The possible impact of lncRNAs on interferon-gamma signaling after 1,25(OH)₂D₃ treatment of squamous cell carcinoma line A431. (A) Reactome analysis of DELs in A431 cells treated with 1,25(OH)₂D₃ for 24 h. (B) The Venn diagrams show AATBC, NPSR1-AS, and LCAL1 target genes (downloaded from the lncRNAfunc tool) with all DEGs from A431 cells treated with 1,25(OH)₂D₃ for 24 h and 72 h, and the ontology of genes is common to the three defined groups mentioned above. (C) mRNA expression of AATBC, NPSR1-AS1, LCAL1 before and after treated with 1,25(OH)2D3 of A431 and HPEKp cells. Statistically significant differences are denoted with asterisks: ** p < 0.01, *** p < 0.005.

Figure 6

The impact of 1,25(OH)₂D₃ on interferon-gamma-mediated signaling pathway. (A) GSEA analyses of the DEGs after 72 h 1,25(OH)₂D₃. (B) Top 20 transcription factors showing the greatest changes compared to A431 1,25(OH)₂D₃ treated for 24 h or 72 h vs. non-treated cells.
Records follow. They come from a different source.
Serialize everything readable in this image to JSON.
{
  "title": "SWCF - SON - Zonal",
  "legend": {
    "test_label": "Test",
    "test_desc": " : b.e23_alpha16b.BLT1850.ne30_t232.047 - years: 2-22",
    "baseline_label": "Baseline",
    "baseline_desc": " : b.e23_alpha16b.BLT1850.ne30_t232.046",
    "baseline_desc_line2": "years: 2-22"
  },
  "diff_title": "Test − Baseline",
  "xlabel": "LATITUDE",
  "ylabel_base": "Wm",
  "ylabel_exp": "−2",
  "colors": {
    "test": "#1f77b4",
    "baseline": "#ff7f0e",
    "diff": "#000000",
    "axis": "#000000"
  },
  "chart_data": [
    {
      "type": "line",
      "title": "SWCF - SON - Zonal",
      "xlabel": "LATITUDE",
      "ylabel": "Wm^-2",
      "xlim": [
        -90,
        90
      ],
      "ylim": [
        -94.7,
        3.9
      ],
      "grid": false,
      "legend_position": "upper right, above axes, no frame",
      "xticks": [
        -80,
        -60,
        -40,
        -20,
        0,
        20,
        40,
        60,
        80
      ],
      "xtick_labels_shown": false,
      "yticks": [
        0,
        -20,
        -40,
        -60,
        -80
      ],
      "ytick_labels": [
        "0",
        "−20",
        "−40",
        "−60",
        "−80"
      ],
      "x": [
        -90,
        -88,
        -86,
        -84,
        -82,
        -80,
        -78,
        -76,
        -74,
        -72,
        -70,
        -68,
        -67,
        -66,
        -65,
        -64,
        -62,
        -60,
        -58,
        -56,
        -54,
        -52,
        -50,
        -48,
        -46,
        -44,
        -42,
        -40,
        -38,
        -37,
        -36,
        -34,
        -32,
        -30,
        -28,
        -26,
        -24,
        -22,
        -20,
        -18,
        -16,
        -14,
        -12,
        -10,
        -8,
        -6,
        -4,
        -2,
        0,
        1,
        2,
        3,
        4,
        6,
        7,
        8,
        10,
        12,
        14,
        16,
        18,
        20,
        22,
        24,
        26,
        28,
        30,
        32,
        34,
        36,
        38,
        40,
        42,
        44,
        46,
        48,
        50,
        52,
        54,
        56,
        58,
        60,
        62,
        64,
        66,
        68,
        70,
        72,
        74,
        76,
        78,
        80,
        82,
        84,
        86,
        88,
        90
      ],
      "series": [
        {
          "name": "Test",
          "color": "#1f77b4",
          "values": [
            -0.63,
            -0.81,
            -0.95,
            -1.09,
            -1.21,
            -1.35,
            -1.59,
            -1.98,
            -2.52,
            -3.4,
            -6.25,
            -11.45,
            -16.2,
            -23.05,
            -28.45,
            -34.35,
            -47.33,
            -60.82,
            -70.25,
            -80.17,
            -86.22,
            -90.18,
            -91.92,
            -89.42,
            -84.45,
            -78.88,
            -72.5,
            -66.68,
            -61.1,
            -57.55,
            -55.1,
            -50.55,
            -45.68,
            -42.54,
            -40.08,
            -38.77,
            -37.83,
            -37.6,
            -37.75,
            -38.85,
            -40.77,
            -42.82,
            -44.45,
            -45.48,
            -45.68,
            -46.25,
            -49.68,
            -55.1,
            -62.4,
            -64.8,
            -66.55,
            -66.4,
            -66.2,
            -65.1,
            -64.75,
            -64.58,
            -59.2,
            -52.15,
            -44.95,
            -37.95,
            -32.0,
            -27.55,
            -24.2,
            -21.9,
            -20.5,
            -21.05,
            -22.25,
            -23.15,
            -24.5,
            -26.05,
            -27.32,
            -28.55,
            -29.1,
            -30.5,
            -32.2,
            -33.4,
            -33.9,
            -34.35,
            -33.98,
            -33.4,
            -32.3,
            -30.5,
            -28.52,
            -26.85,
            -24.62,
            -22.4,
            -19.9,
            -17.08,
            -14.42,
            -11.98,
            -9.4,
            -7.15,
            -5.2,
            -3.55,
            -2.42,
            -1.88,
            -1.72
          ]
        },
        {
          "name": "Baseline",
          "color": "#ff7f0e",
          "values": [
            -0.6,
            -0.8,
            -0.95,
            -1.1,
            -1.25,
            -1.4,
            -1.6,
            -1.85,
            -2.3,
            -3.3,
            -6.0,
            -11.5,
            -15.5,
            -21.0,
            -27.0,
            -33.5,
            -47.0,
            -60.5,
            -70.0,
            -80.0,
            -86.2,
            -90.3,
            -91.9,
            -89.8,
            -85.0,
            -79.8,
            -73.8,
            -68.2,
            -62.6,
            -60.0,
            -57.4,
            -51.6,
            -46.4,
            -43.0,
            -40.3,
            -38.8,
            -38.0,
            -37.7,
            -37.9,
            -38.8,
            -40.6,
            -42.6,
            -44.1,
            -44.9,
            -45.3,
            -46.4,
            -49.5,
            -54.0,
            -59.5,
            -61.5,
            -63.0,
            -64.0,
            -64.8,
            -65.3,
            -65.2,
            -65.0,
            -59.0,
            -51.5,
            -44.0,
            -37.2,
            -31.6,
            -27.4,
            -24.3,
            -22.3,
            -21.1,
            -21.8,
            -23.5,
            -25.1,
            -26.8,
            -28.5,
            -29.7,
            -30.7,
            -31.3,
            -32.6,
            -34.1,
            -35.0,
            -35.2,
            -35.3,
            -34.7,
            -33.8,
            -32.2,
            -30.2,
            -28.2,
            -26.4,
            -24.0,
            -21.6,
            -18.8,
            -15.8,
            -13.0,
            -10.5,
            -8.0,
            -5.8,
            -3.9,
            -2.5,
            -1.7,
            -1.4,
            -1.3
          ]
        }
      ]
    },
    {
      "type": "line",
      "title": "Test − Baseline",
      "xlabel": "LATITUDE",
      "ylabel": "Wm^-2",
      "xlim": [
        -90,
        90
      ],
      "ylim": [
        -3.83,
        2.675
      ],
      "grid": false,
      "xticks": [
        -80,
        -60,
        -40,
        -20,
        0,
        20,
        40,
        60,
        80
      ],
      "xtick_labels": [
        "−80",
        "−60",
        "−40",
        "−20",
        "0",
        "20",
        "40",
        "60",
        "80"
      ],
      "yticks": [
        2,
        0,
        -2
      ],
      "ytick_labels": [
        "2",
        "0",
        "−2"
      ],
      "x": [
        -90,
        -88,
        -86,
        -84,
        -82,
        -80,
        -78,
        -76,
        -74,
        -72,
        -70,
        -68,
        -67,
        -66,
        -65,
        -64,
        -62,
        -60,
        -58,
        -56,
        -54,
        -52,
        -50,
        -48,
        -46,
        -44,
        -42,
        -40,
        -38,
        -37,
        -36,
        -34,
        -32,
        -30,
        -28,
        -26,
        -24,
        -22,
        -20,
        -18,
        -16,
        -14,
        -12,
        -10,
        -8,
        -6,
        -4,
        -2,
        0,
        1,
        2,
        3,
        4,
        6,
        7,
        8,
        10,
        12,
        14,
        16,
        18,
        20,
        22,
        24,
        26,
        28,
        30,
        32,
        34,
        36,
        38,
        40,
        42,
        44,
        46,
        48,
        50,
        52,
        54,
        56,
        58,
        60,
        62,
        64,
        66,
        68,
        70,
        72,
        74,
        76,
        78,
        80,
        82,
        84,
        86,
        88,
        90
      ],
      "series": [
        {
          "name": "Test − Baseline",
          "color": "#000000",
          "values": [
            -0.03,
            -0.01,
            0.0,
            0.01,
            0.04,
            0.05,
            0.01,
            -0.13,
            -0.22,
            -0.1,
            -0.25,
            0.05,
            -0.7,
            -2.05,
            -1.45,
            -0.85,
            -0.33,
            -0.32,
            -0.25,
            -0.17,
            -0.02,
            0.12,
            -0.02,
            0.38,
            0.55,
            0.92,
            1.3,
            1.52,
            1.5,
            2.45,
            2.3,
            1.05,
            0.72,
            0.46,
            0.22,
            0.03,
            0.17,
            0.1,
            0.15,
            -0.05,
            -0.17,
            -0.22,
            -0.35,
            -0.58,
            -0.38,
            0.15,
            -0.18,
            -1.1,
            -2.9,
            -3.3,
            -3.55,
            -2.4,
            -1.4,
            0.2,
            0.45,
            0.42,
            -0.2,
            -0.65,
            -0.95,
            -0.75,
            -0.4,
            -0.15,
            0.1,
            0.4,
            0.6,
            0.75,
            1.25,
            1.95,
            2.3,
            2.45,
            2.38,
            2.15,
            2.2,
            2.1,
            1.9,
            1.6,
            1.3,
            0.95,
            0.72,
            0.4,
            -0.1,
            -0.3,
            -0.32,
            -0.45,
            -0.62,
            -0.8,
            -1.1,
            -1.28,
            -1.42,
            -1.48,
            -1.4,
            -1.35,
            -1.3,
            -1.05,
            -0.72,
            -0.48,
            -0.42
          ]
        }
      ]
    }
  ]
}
Negative values indicate a decrease in expression of 1,25(OH)₂D₃ compared to non-treated A431 cells, while positive values indicate an increase (analyses made on all DEGs). (C) Images of A431 cells (control, non-treated with 1,25(OH)₂D₃; NT) treated with 1,25(OH)₂D₃ for 24 h, with IFNγ for 4 h, or pretreated with 1,25(OH)₂D₃ for 24 h. Images show: STAT1 (red) or STAT1-phospho (red) with DAPI (blue) signals. The lower panel shows mean grey intensity values (fluorescence intensity) of STAT1 and STAT1-phospho in A431 cells at different treatment combinations. (D) mRNA expression pattern of STAT1 treated with 1,25(OH)₂D₃ and IFNγ at different combinations. Statistically significant differences are denoted with asterisks: ** p < 0.01, *** p < 0.005. Scale bar 5 μm.